There is simply a staggering range in the quality, affordability, and structure of medical plans. Since I'm a consumer and an insurance broker, I see this from a wide perspective. Here's what I see:
- All group plans are not created equal
I've had customers who were desperate to get on a group plan, I've had customers who were on a group and wanted out because they felt they were paying too much or felt that the benefits were inadequate, and I've had customers who loved their group coverage, but wanted indivual coverage for a family member because it cost more to add them under the group than it did to cover them individually. Moral of the story; It just depends. My wife works for the county hospital and has great benefits, but I cover myself and my daughter on an individual basis because it is cheaper than to add us as dependents under her group plan. The other wildcard of group coverage how much of the monthly premium the employer picks up. I know people who's group plan pays 100% of their premium, I know others who pay half of their monthly premium.
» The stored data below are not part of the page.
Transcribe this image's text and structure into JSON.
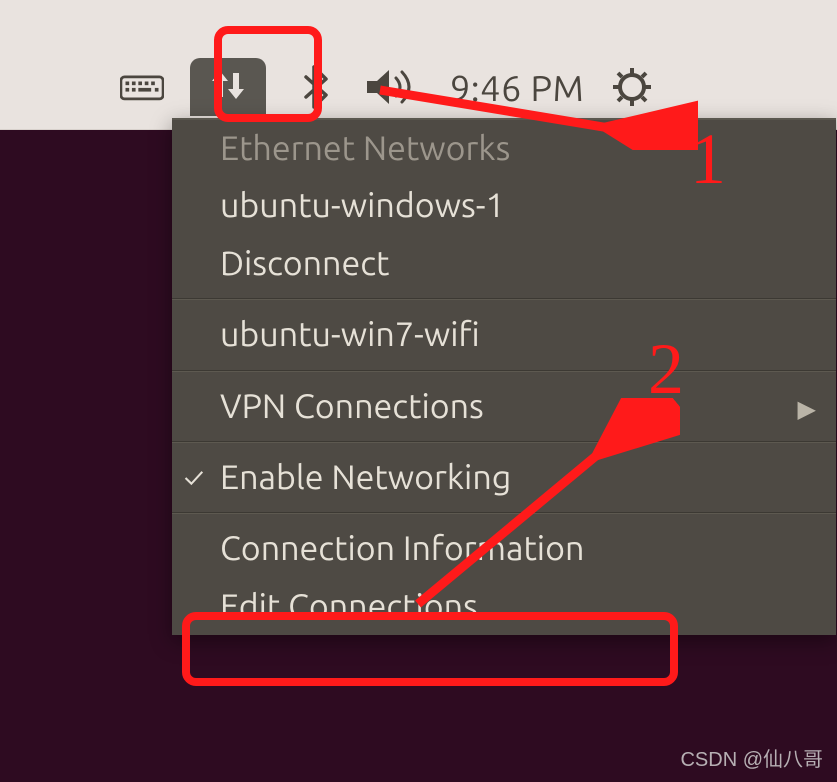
{
  "topbar": {
    "time": "9:46 PM"
  },
  "menu": {
    "header_ethernet": "Ethernet Networks",
    "conn_wired": "ubuntu-windows-1",
    "disconnect": "Disconnect",
    "conn_wifi": "ubuntu-win7-wifi",
    "vpn": "VPN Connections",
    "enable_networking": "Enable Networking",
    "conn_info": "Connection Information",
    "edit_connections": "Edit Connections..."
  },
  "annotations": {
    "label1": "1",
    "label2": "2"
  },
  "watermark": "CSDN @仙八哥"
}
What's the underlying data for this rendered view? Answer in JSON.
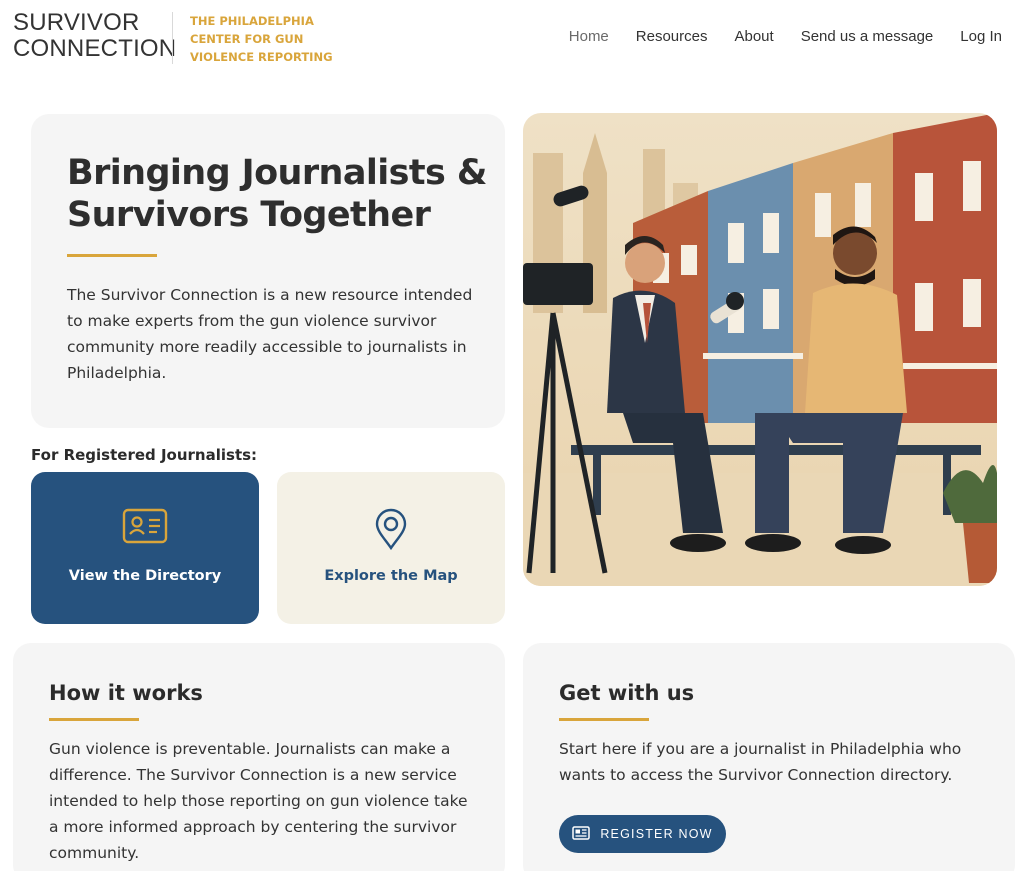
{
  "header": {
    "logo_line1": "SURVIVOR",
    "logo_line2": "CONNECTION",
    "org_line1": "THE PHILADELPHIA",
    "org_line2": "CENTER FOR GUN",
    "org_line3": "VIOLENCE REPORTING",
    "nav": [
      {
        "label": "Home"
      },
      {
        "label": "Resources"
      },
      {
        "label": "About"
      },
      {
        "label": "Send us a message"
      },
      {
        "label": "Log In"
      }
    ]
  },
  "hero": {
    "title": "Bringing Journalists & Survivors Together",
    "description": "The Survivor Connection is a new resource intended to make experts from the gun violence survivor community more readily accessible to journalists in Philadelphia."
  },
  "registered": {
    "label": "For Registered Journalists:",
    "directory_label": "View the Directory",
    "directory_icon": "id-card-icon",
    "map_label": "Explore the Map",
    "map_icon": "map-pin-icon"
  },
  "how_it_works": {
    "title": "How it works",
    "body": "Gun violence is preventable. Journalists can make a difference. The Survivor Connection is a new service intended to help those reporting on gun violence take a more informed approach by centering the survivor community."
  },
  "get_with_us": {
    "title": "Get with us",
    "body": "Start here if you are a journalist in Philadelphia who wants to access the Survivor Connection directory.",
    "button_label": "REGISTER NOW",
    "button_icon": "newspaper-icon"
  },
  "colors": {
    "navy": "#26527e",
    "gold": "#d9a53b",
    "card_gray": "#f5f5f5",
    "cream": "#f4f1e6"
  }
}
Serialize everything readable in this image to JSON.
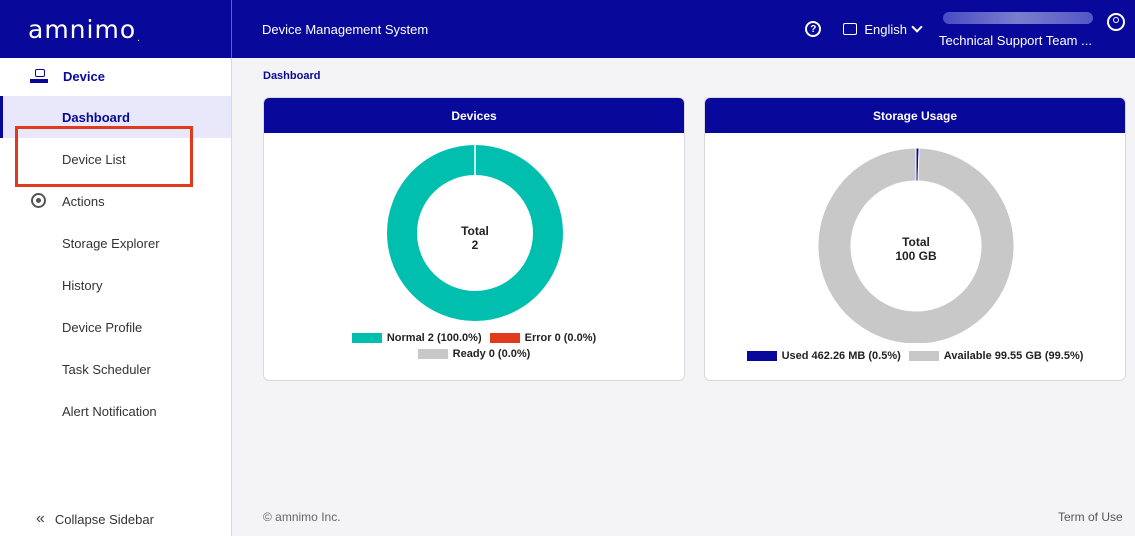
{
  "header": {
    "logo": "amnimo",
    "title": "Device Management System",
    "help_icon": "question-circle-icon",
    "language": "English",
    "team": "Technical Support Team ...",
    "user_icon": "user-circle-icon"
  },
  "sidebar": {
    "section_label": "Device",
    "items": [
      {
        "label": "Dashboard",
        "active": true
      },
      {
        "label": "Device List"
      },
      {
        "label": "Actions",
        "icon": "gear-circle-icon"
      },
      {
        "label": "Storage Explorer"
      },
      {
        "label": "History"
      },
      {
        "label": "Device Profile"
      },
      {
        "label": "Task Scheduler"
      },
      {
        "label": "Alert Notification"
      }
    ],
    "collapse_label": "Collapse Sidebar"
  },
  "breadcrumb": "Dashboard",
  "devices_card": {
    "title": "Devices",
    "center_title": "Total",
    "center_value": "2",
    "legend": {
      "normal": "Normal 2 (100.0%)",
      "error": "Error 0 (0.0%)",
      "ready": "Ready 0 (0.0%)"
    }
  },
  "storage_card": {
    "title": "Storage Usage",
    "center_title": "Total",
    "center_value": "100 GB",
    "legend": {
      "used": "Used 462.26 MB (0.5%)",
      "available": "Available 99.55 GB (99.5%)"
    }
  },
  "chart_data": [
    {
      "type": "pie",
      "title": "Devices",
      "categories": [
        "Normal",
        "Error",
        "Ready"
      ],
      "values": [
        2,
        0,
        0
      ],
      "colors": [
        "#00bfae",
        "#e03a1c",
        "#c8c8c8"
      ]
    },
    {
      "type": "pie",
      "title": "Storage Usage",
      "categories": [
        "Used",
        "Available"
      ],
      "values": [
        0.5,
        99.5
      ],
      "colors": [
        "#08089a",
        "#c8c8c8"
      ]
    }
  ],
  "footer": {
    "copyright": "© amnimo Inc.",
    "terms": "Term of Use"
  }
}
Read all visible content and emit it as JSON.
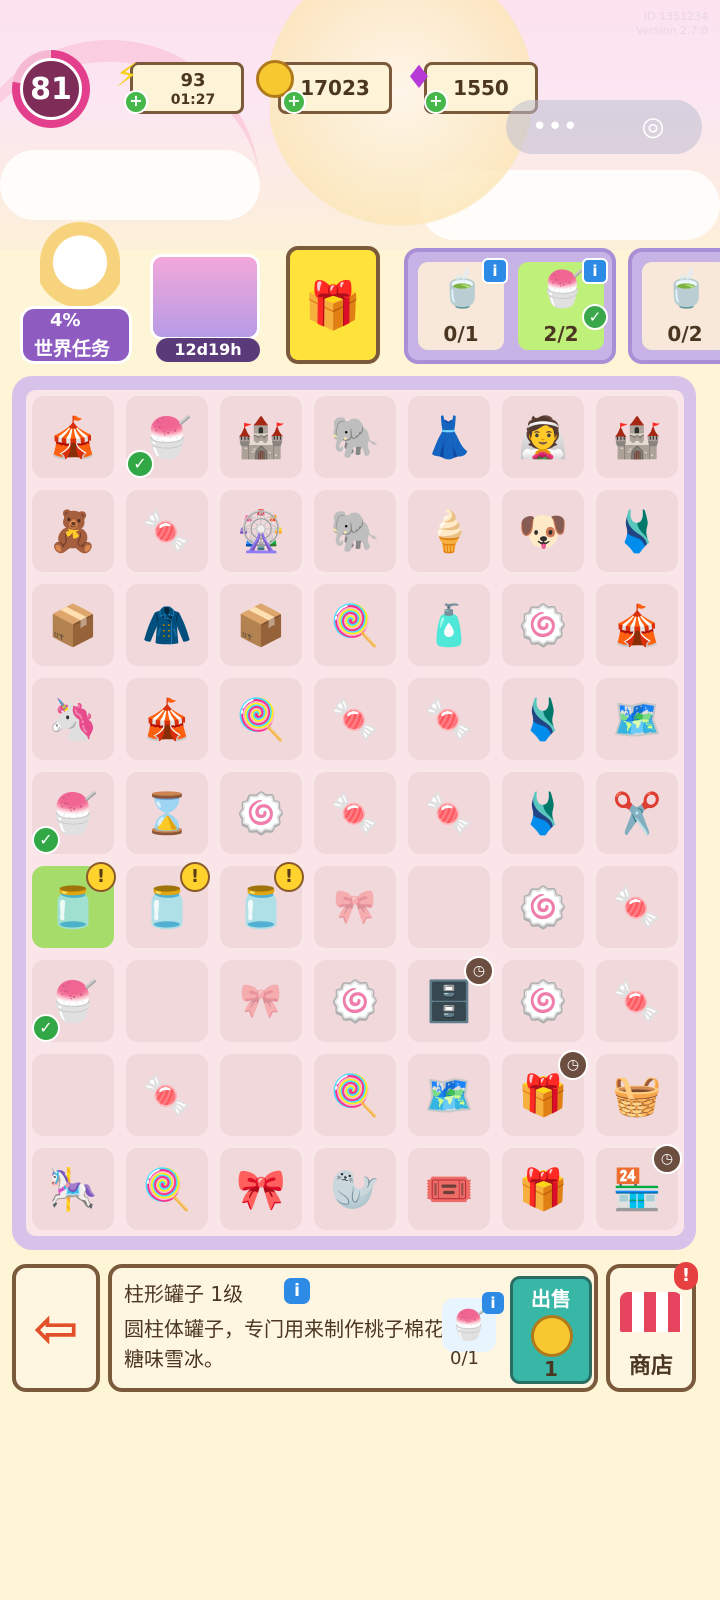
{
  "header": {
    "level": "81",
    "energy": "93",
    "energy_timer": "01:27",
    "coins": "17023",
    "gems": "1550",
    "watermark_line1": "ID 1351234",
    "watermark_line2": "Version 2.7.0"
  },
  "world_task": {
    "percent": "4%",
    "label": "世界任务"
  },
  "event": {
    "timer": "12d19h"
  },
  "orders": [
    {
      "count": "0/1",
      "done": false
    },
    {
      "count": "2/2",
      "done": true
    },
    {
      "count": "0/2",
      "done": false
    }
  ],
  "board": {
    "cells": [
      [
        "🎪",
        "🍧",
        "🏰",
        "🐘",
        "👗",
        "👰",
        "🏰"
      ],
      [
        "🧸",
        "🍬",
        "🎡",
        "🐘",
        "🍦",
        "🐶",
        "🩱"
      ],
      [
        "📦",
        "🧥",
        "📦",
        "🍭",
        "🧴",
        "🍥",
        "🎪"
      ],
      [
        "🦄",
        "🎪",
        "🍭",
        "🍬",
        "🍬",
        "🩱",
        "🗺️"
      ],
      [
        "🍧",
        "⌛",
        "🍥",
        "🍬",
        "🍬",
        "🩱",
        "✂️"
      ],
      [
        "🫙",
        "🫙",
        "🫙",
        "lock",
        "",
        "🍥",
        "🍬"
      ],
      [
        "🍧",
        "",
        "lock",
        "🍥",
        "🗄️",
        "🍥",
        "🍬"
      ],
      [
        "",
        "🍬",
        "",
        "🍭",
        "🗺️",
        "🎁",
        "🧺"
      ],
      [
        "🎠",
        "🍭",
        "🎀",
        "🦭",
        "🎟️",
        "🎁",
        "🏪"
      ]
    ]
  },
  "selected_item": {
    "name": "柱形罐子 1级",
    "description": "圆柱体罐子，专门用来制作桃子棉花糖味雪冰。",
    "target_count": "0/1",
    "sell_label": "出售",
    "sell_price": "1"
  },
  "buttons": {
    "shop_label": "商店"
  }
}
- Individual Plans and the pre-existing condition
This is the issue that can really make it hard on people who, for whatever reason, are not eligible for group coverage. In general, individual plans won't cover pre-existing conditions such as asthma, ulcers, chronic joint problems, etc. In some cases, the individual can get the coverage, but will be excluded for any benefits covering that specific condition. Moral of the story; individual plans are great if you are healthy to begin with.
- HSA plans
Essentially, an HSA plan is an individual plan minus the co-pay benefit for doctors visits and prescriptions, plus a health savings account with tax benefits and potential investment options. Again, on the individual basis, this works better if you are healthy to begin with. The HSA can allow you to accrue a discretionary lump sum to direct pay for a wide array of medical costs including dental and vision fees. Moral of the story: did you or did you not contribute enough to the HSA to pay your exposure for office visits and prescriptions? Personally, I like the HSA because of the tax benefits and the potential for investment----IF YOU ARE LUCKY ENOUGH TO STAY SAFE AND HEALTHY ENOUGH NOT TO HAVE TO USE THOSE FUNDS.
- Catastophic Plans
In general terms, the catastophic plan is an accident indemnity policy with various optional riders that can be attached to it. Some examples of the riders can be: $400/day payout for every day you are in the hospital, $1,000 lump sum for being admitted to the hospital, $40,000 lump sum for critical illness(cancer, heart attack, stroke). Different carriers will have various additional rider choices, but that's it in a nutshell. There are no benefits for doctors office copays and prescription copays. Usually. There are some of these plans that will offer an discount card in lieu of copays. Moral of the story; this is limited coverage with huge gaps, but given the right situation, it can save you a bundle.
Many of my customers will take the comprehensive indiviual medical plan and the catastophic plan together. The catastophic benefits are non-coordinating, meaning they pay direct to the insured regardless of other insurance in force.